Patient compliance is a critical component of healthcare outcomes, however, many patients may face a variety of challenges including health literacy. Although, the United States Department of Health & Human Services  announced the strategy of a 'National Action Plan' to improve health literacy, overall the literature continues to suggest low health literacy remains in the forefront and continues to impacts healthcare outcomes. Despite the enormous implications of low health literacy, there remains a significant amount of confusion surrounding the concept and its connection with healthcare outcomes . The aim of this study was to learn more about and evaluate prevalence of LEP, low health literacy, or both LEP and low health literacy and the relationship to mammogram screening. In this study, the data showed that a significant portion of the participants reported LEP, low health literacy or both LEP and low health literacy. In addition, the findings showed those female participants with both LEP and low health literacy had lesser odds of having a mammogram. The study also found participants who lacked insurance and were Asian/Pacific Islander had a much lower likelihood of having a mammogram.
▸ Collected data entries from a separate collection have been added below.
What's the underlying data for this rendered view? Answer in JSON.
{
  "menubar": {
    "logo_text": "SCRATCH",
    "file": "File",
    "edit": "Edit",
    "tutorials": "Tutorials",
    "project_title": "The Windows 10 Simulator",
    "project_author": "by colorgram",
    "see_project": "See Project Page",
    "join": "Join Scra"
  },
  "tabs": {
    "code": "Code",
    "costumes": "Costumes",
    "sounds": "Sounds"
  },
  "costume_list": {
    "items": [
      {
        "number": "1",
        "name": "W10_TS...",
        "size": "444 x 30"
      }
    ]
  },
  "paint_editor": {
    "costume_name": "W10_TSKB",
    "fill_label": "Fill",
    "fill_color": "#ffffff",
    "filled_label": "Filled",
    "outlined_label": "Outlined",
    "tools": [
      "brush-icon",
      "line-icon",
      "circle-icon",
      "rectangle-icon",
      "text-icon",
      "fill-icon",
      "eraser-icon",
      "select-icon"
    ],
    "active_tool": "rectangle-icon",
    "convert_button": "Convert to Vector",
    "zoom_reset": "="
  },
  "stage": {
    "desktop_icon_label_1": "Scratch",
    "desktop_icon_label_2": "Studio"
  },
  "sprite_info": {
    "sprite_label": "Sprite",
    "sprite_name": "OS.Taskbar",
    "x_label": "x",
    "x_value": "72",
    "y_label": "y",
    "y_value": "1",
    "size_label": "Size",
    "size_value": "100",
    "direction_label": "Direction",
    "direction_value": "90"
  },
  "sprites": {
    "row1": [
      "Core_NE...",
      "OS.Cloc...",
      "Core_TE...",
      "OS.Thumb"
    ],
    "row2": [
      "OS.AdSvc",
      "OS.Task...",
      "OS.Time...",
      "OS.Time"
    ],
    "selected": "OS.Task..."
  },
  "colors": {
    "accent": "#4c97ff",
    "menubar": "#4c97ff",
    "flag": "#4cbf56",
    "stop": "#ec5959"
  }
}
The findings establish significance and demonstrate a prevalence of LEP, low health literacy, or both LEP and low health literacy and how such a factor is associated with lower preventive care utilization. The findings echo results such as in a recent study, where Komenaka, et al.  concluded of all the sociodemographic variables examined, health literacy had a strong relationship with use of screening mammography. Based on these findings, it is reasonable to express the continued concerns and need to improve health literacy aimed at healthy outcomes for a vulnerable population, especially those with LEP and/ or low health literacy. While it is encouraging that a large amount of women participated in the research; however, these findings did not come as a surprise since there is a considerable amount of attention in the news media regarding breast cancer awareness . As shown in our results, a key area of needed public health efforts is also the Asian/Pacific Islander population. Due to the model minority myth, often this population is overlooked for health education programs, but our results show that targeted interventions are needed in this population to improve preventive care utilizations. The results, however, should be taken in the context of some limitations. The cross-sectional nature of the study limits causality. In addition, the survey responses are susceptible to recall bias and self-reporting bias. Nonetheless, CHIS is survey-weighted and thus generalizable to the larger California population. In addition, the survey questions have been used previously in the literature and thus holds validation [9,10]. Furthermore, results emphasize the need for further research and must focus on increasing the comprehension of mammography in women with low health literacy and those who do not speak English well. Approaches to increase health literacy can lead to an increase in mammography adherence. Simplifying health literacy can improve health education and have the potential of improving women's health while addressing the existing health disparities and aid in a better understanding of this quandary can help in the strategy of a suitable means to improve comprehension of the appropriate literacy.